How long have you been doing triathlon?

General reply to some of the discussion here.

Testing on my TT bike is an excellent idea! I may very well have been overbiking when looked at from that perspective. I’m also an avid MTBer so having a road bike on the trainer is an acceptable compromise for my needs. I’ve spent a winter with the TT bike on the trainer and have no interest in repeating that experience. Train as you race, yes. I’m also not winning these things outright. I’ve always felt that is icing the cake and I’m still in the process of baking. I ride it once a week to stay in touch with the position.

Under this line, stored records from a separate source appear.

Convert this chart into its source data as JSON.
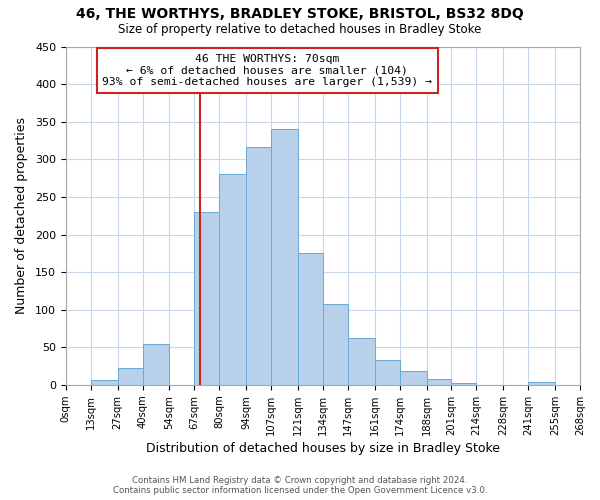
{
  "title_line1": "46, THE WORTHYS, BRADLEY STOKE, BRISTOL, BS32 8DQ",
  "title_line2": "Size of property relative to detached houses in Bradley Stoke",
  "xlabel": "Distribution of detached houses by size in Bradley Stoke",
  "ylabel": "Number of detached properties",
  "footnote_line1": "Contains HM Land Registry data © Crown copyright and database right 2024.",
  "footnote_line2": "Contains public sector information licensed under the Open Government Licence v3.0.",
  "bar_edges": [
    0,
    13,
    27,
    40,
    54,
    67,
    80,
    94,
    107,
    121,
    134,
    147,
    161,
    174,
    188,
    201,
    214,
    228,
    241,
    255,
    268
  ],
  "bar_heights": [
    0,
    6,
    22,
    55,
    0,
    230,
    280,
    317,
    340,
    175,
    108,
    62,
    33,
    19,
    8,
    2,
    0,
    0,
    4,
    0
  ],
  "bar_color": "#b8d0ea",
  "bar_edgecolor": "#6aaad4",
  "tick_labels": [
    "0sqm",
    "13sqm",
    "27sqm",
    "40sqm",
    "54sqm",
    "67sqm",
    "80sqm",
    "94sqm",
    "107sqm",
    "121sqm",
    "134sqm",
    "147sqm",
    "161sqm",
    "174sqm",
    "188sqm",
    "201sqm",
    "214sqm",
    "228sqm",
    "241sqm",
    "255sqm",
    "268sqm"
  ],
  "vline_x": 70,
  "vline_color": "#cc2222",
  "annotation_title": "46 THE WORTHYS: 70sqm",
  "annotation_line1": "← 6% of detached houses are smaller (104)",
  "annotation_line2": "93% of semi-detached houses are larger (1,539) →",
  "annotation_box_color": "#ffffff",
  "annotation_box_edgecolor": "#cc2222",
  "ylim": [
    0,
    450
  ],
  "xlim": [
    0,
    268
  ],
  "background_color": "#ffffff",
  "grid_color": "#c8d8ea"
}
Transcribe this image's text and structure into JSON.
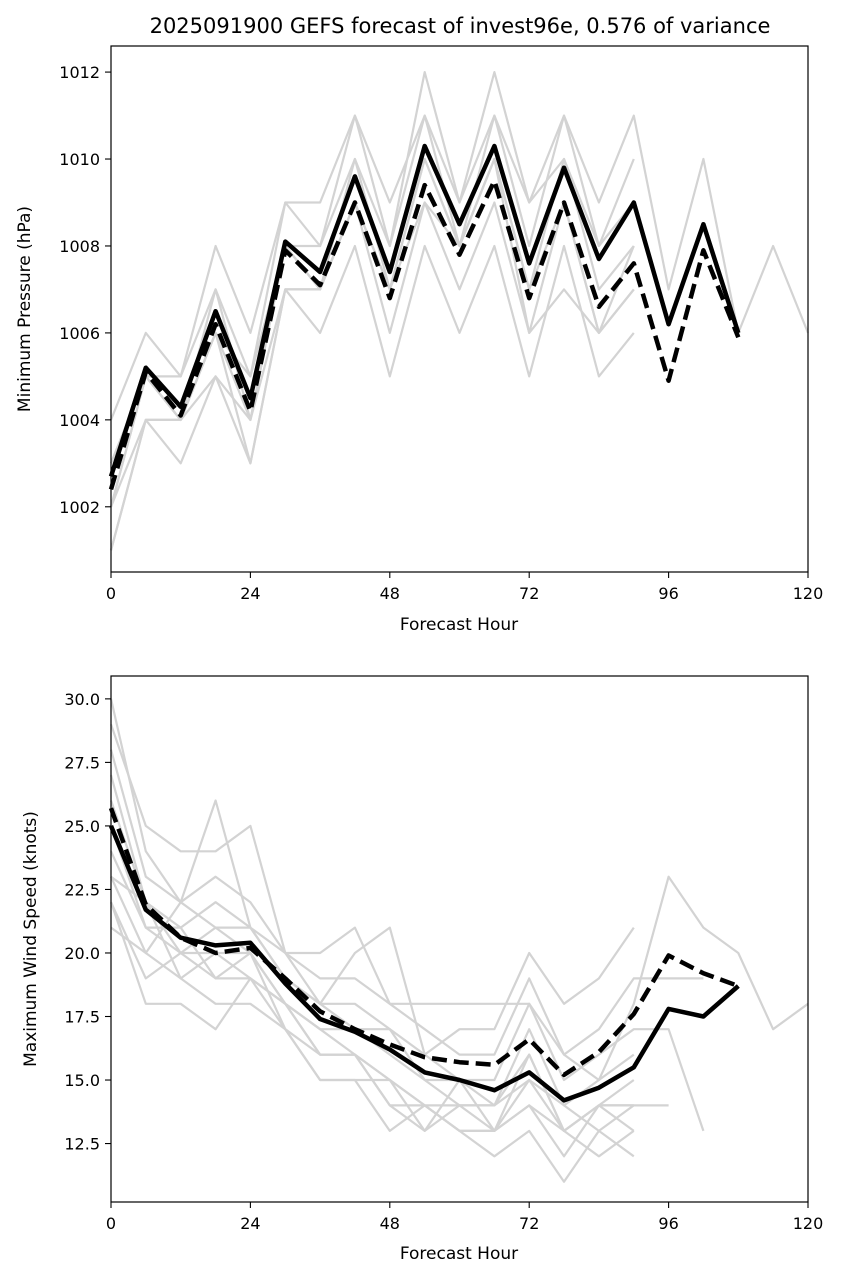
{
  "chart_data": [
    {
      "type": "line",
      "title": "2025091900 GEFS forecast of invest96e, 0.576 of variance",
      "xlabel": "Forecast Hour",
      "ylabel": "Minimum Pressure (hPa)",
      "xlim": [
        0,
        120
      ],
      "ylim": [
        1000.5,
        1012.6
      ],
      "xticks": [
        0,
        24,
        48,
        72,
        96,
        120
      ],
      "yticks": [
        1002,
        1004,
        1006,
        1008,
        1010,
        1012
      ],
      "xtick_labels": [
        "0",
        "24",
        "48",
        "72",
        "96",
        "120"
      ],
      "ytick_labels": [
        "1002",
        "1004",
        "1006",
        "1008",
        "1010",
        "1012"
      ],
      "member_color": "#d3d3d3",
      "mean_color": "#000000",
      "members": [
        {
          "x": [
            0,
            6,
            12,
            18,
            24,
            30,
            36,
            42,
            48,
            54,
            60,
            66,
            72,
            78,
            84,
            90,
            96,
            102,
            108,
            114,
            120
          ],
          "y": [
            1004,
            1006,
            1005,
            1008,
            1006,
            1009,
            1009,
            1011,
            1009,
            1011,
            1009,
            1011,
            1009,
            1011,
            1009,
            1011,
            1007,
            1010,
            1006,
            1008,
            1006
          ]
        },
        {
          "x": [
            0,
            6,
            12,
            18,
            24,
            30,
            36,
            42,
            48,
            54,
            60,
            66,
            72,
            78,
            84,
            90
          ],
          "y": [
            1003,
            1005,
            1005,
            1007,
            1005,
            1009,
            1008,
            1010,
            1008,
            1012,
            1009,
            1012,
            1009,
            1010,
            1008,
            1010
          ]
        },
        {
          "x": [
            0,
            6,
            12,
            18,
            24,
            30,
            36,
            42,
            48,
            54,
            60,
            66,
            72,
            78,
            84,
            90
          ],
          "y": [
            1002,
            1005,
            1004,
            1007,
            1004,
            1008,
            1008,
            1011,
            1008,
            1011,
            1008,
            1011,
            1008,
            1011,
            1008,
            1009
          ]
        },
        {
          "x": [
            0,
            6,
            12,
            18,
            24,
            30,
            36,
            42,
            48,
            54,
            60,
            66,
            72,
            78,
            84,
            90
          ],
          "y": [
            1003,
            1005,
            1004,
            1006,
            1004,
            1008,
            1007,
            1010,
            1007,
            1010,
            1008,
            1010,
            1007,
            1010,
            1007,
            1008
          ]
        },
        {
          "x": [
            0,
            6,
            12,
            18,
            24,
            30,
            36,
            42,
            48,
            54,
            60,
            66,
            72,
            78,
            84,
            90
          ],
          "y": [
            1002,
            1005,
            1004,
            1006,
            1005,
            1008,
            1007,
            1009,
            1007,
            1010,
            1008,
            1010,
            1007,
            1009,
            1006,
            1008
          ]
        },
        {
          "x": [
            0,
            6,
            12,
            18,
            24,
            30,
            36,
            42,
            48,
            54,
            60,
            66,
            72,
            78,
            84,
            90
          ],
          "y": [
            1001,
            1004,
            1004,
            1005,
            1004,
            1007,
            1007,
            1009,
            1006,
            1009,
            1007,
            1009,
            1006,
            1009,
            1006,
            1007
          ]
        },
        {
          "x": [
            0,
            6,
            12,
            18,
            24,
            30,
            36,
            42,
            48,
            54,
            60,
            66,
            72,
            78,
            84,
            90
          ],
          "y": [
            1002,
            1004,
            1003,
            1005,
            1003,
            1007,
            1006,
            1008,
            1005,
            1008,
            1006,
            1008,
            1005,
            1008,
            1005,
            1006
          ]
        },
        {
          "x": [
            0,
            6,
            12,
            18,
            24,
            30,
            36,
            42,
            48,
            54,
            60,
            66,
            72,
            78,
            84,
            90
          ],
          "y": [
            1001,
            1004,
            1004,
            1006,
            1003,
            1007,
            1007,
            1009,
            1007,
            1009,
            1008,
            1010,
            1006,
            1007,
            1006,
            1007
          ]
        }
      ],
      "mean": {
        "x": [
          0,
          6,
          12,
          18,
          24,
          30,
          36,
          42,
          48,
          54,
          60,
          66,
          72,
          78,
          84,
          90,
          96,
          102,
          108
        ],
        "y": [
          1002.7,
          1005.2,
          1004.3,
          1006.5,
          1004.5,
          1008.1,
          1007.4,
          1009.6,
          1007.4,
          1010.3,
          1008.5,
          1010.3,
          1007.6,
          1009.8,
          1007.7,
          1009.0,
          1006.2,
          1008.5,
          1006.0
        ]
      },
      "median": {
        "x": [
          0,
          6,
          12,
          18,
          24,
          30,
          36,
          42,
          48,
          54,
          60,
          66,
          72,
          78,
          84,
          90,
          96,
          102,
          108
        ],
        "y": [
          1002.4,
          1005.1,
          1004.1,
          1006.2,
          1004.2,
          1007.9,
          1007.1,
          1009.0,
          1006.8,
          1009.4,
          1007.8,
          1009.5,
          1006.8,
          1009.0,
          1006.6,
          1007.6,
          1004.9,
          1007.9,
          1005.9
        ]
      }
    },
    {
      "type": "line",
      "title": "",
      "xlabel": "Forecast Hour",
      "ylabel": "Maximum Wind Speed (knots)",
      "xlim": [
        0,
        120
      ],
      "ylim": [
        10.2,
        30.9
      ],
      "xticks": [
        0,
        24,
        48,
        72,
        96,
        120
      ],
      "yticks": [
        12.5,
        15.0,
        17.5,
        20.0,
        22.5,
        25.0,
        27.5,
        30.0
      ],
      "xtick_labels": [
        "0",
        "24",
        "48",
        "72",
        "96",
        "120"
      ],
      "ytick_labels": [
        "12.5",
        "15.0",
        "17.5",
        "20.0",
        "22.5",
        "25.0",
        "27.5",
        "30.0"
      ],
      "member_color": "#d3d3d3",
      "mean_color": "#000000",
      "members": [
        {
          "x": [
            0,
            6,
            12,
            18,
            24,
            30,
            36,
            42,
            48,
            54,
            60,
            66,
            72,
            78,
            84,
            90,
            96,
            102,
            108,
            114,
            120
          ],
          "y": [
            30,
            24,
            22,
            26,
            21,
            20,
            20,
            21,
            18,
            18,
            18,
            18,
            18,
            16,
            15,
            18,
            23,
            21,
            20,
            17,
            18
          ]
        },
        {
          "x": [
            0,
            6,
            12,
            18,
            24,
            30,
            36,
            42,
            48,
            54,
            60,
            66,
            72,
            78,
            84,
            90
          ],
          "y": [
            29,
            25,
            24,
            24,
            25,
            20,
            18,
            20,
            21,
            16,
            17,
            17,
            20,
            18,
            19,
            21
          ]
        },
        {
          "x": [
            0,
            6,
            12,
            18,
            24,
            30,
            36,
            42,
            48,
            54,
            60,
            66,
            72,
            78,
            84,
            90,
            96,
            102
          ],
          "y": [
            28,
            23,
            22,
            23,
            22,
            20,
            19,
            19,
            18,
            17,
            16,
            16,
            19,
            16,
            17,
            19,
            19,
            19
          ]
        },
        {
          "x": [
            0,
            6,
            12,
            18,
            24,
            30,
            36,
            42,
            48,
            54,
            60,
            66,
            72,
            78,
            84,
            90,
            96,
            102
          ],
          "y": [
            27,
            22,
            21,
            22,
            21,
            19,
            18,
            18,
            17,
            16,
            15,
            15,
            18,
            15,
            16,
            17,
            17,
            13
          ]
        },
        {
          "x": [
            0,
            6,
            12,
            18,
            24,
            30,
            36,
            42,
            48,
            54,
            60,
            66,
            72,
            78,
            84,
            90
          ],
          "y": [
            26,
            22,
            20,
            21,
            21,
            19,
            18,
            17,
            17,
            15,
            15,
            14,
            17,
            14,
            15,
            16
          ]
        },
        {
          "x": [
            0,
            6,
            12,
            18,
            24,
            30,
            36,
            42,
            48,
            54,
            60,
            66,
            72,
            78,
            84,
            90
          ],
          "y": [
            25,
            21,
            20,
            20,
            20,
            18,
            17,
            17,
            16,
            15,
            14,
            14,
            16,
            13,
            14,
            15
          ]
        },
        {
          "x": [
            0,
            6,
            12,
            18,
            24,
            30,
            36,
            42,
            48,
            54,
            60,
            66,
            72,
            78,
            84,
            90,
            96
          ],
          "y": [
            24,
            21,
            21,
            19,
            20,
            18,
            17,
            16,
            15,
            14,
            14,
            13,
            15,
            13,
            14,
            14,
            14
          ]
        },
        {
          "x": [
            0,
            6,
            12,
            18,
            24,
            30,
            36,
            42,
            48,
            54,
            60,
            66,
            72,
            78,
            84,
            90
          ],
          "y": [
            23,
            20,
            19,
            20,
            19,
            18,
            16,
            16,
            15,
            14,
            13,
            13,
            14,
            13,
            12,
            13
          ]
        },
        {
          "x": [
            0,
            6,
            12,
            18,
            24,
            30,
            36,
            42,
            48,
            54,
            60,
            66,
            72,
            78,
            84,
            90
          ],
          "y": [
            22,
            19,
            20,
            19,
            19,
            17,
            16,
            16,
            14,
            14,
            13,
            13,
            14,
            12,
            14,
            13
          ]
        },
        {
          "x": [
            0,
            6,
            12,
            18,
            24,
            30,
            36,
            42,
            48,
            54,
            60,
            66,
            72,
            78,
            84,
            90
          ],
          "y": [
            21,
            20,
            22,
            21,
            20,
            17,
            15,
            15,
            13,
            14,
            13,
            12,
            13,
            11,
            13,
            12
          ]
        },
        {
          "x": [
            0,
            6,
            12,
            18,
            24,
            30,
            36,
            42,
            48,
            54,
            60,
            66,
            72,
            78,
            84,
            90
          ],
          "y": [
            22,
            18,
            18,
            17,
            19,
            18,
            16,
            16,
            14,
            13,
            15,
            13,
            16,
            13,
            14,
            14
          ]
        },
        {
          "x": [
            0,
            6,
            12,
            18,
            24,
            30,
            36,
            42,
            48,
            54,
            60,
            66,
            72,
            78,
            84,
            90
          ],
          "y": [
            23,
            22,
            19,
            18,
            18,
            17,
            15,
            15,
            15,
            13,
            14,
            14,
            15,
            14,
            13,
            14
          ]
        }
      ],
      "mean": {
        "x": [
          0,
          6,
          12,
          18,
          24,
          30,
          36,
          42,
          48,
          54,
          60,
          66,
          72,
          78,
          84,
          90,
          96,
          102,
          108
        ],
        "y": [
          25.0,
          21.7,
          20.6,
          20.3,
          20.4,
          18.8,
          17.4,
          16.9,
          16.2,
          15.3,
          15.0,
          14.6,
          15.3,
          14.2,
          14.7,
          15.5,
          17.8,
          17.5,
          18.7
        ]
      },
      "median": {
        "x": [
          0,
          6,
          12,
          18,
          24,
          30,
          36,
          42,
          48,
          54,
          60,
          66,
          72,
          78,
          84,
          90,
          96,
          102,
          108
        ],
        "y": [
          25.7,
          21.9,
          20.6,
          20.0,
          20.2,
          19.0,
          17.7,
          17.0,
          16.4,
          15.9,
          15.7,
          15.6,
          16.6,
          15.2,
          16.1,
          17.6,
          19.9,
          19.2,
          18.7
        ]
      }
    }
  ]
}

I’ve been doing triathlon for 6 years. I’m a short course guy for sure. No IM aspirations at all. I’m ok with suffering on the run. In fact, I was ready to suffer even more in the closing stage, my muscles just couldn’t handle any more speed.

I think I’ve landed on 2 immediate courses:

  1. Test on my TT bike so I know what ~90% really is.
  2. Swap a few speed interval sessions for hill repeats.

I haven’t seen a plateau in my power or running speed but I know one is imminent. Once I find that next plateau I’ll contemplate training on my TT bike full time.

They did. Your last two miles were the fastest pace you ran that day.

You might have been mentally ready to suffer through a couple of 4 minute miles to finish but given that is unlikely you still went slightly faster in the closing stages than the early part of the run. That’s good racing and something to be pleased with.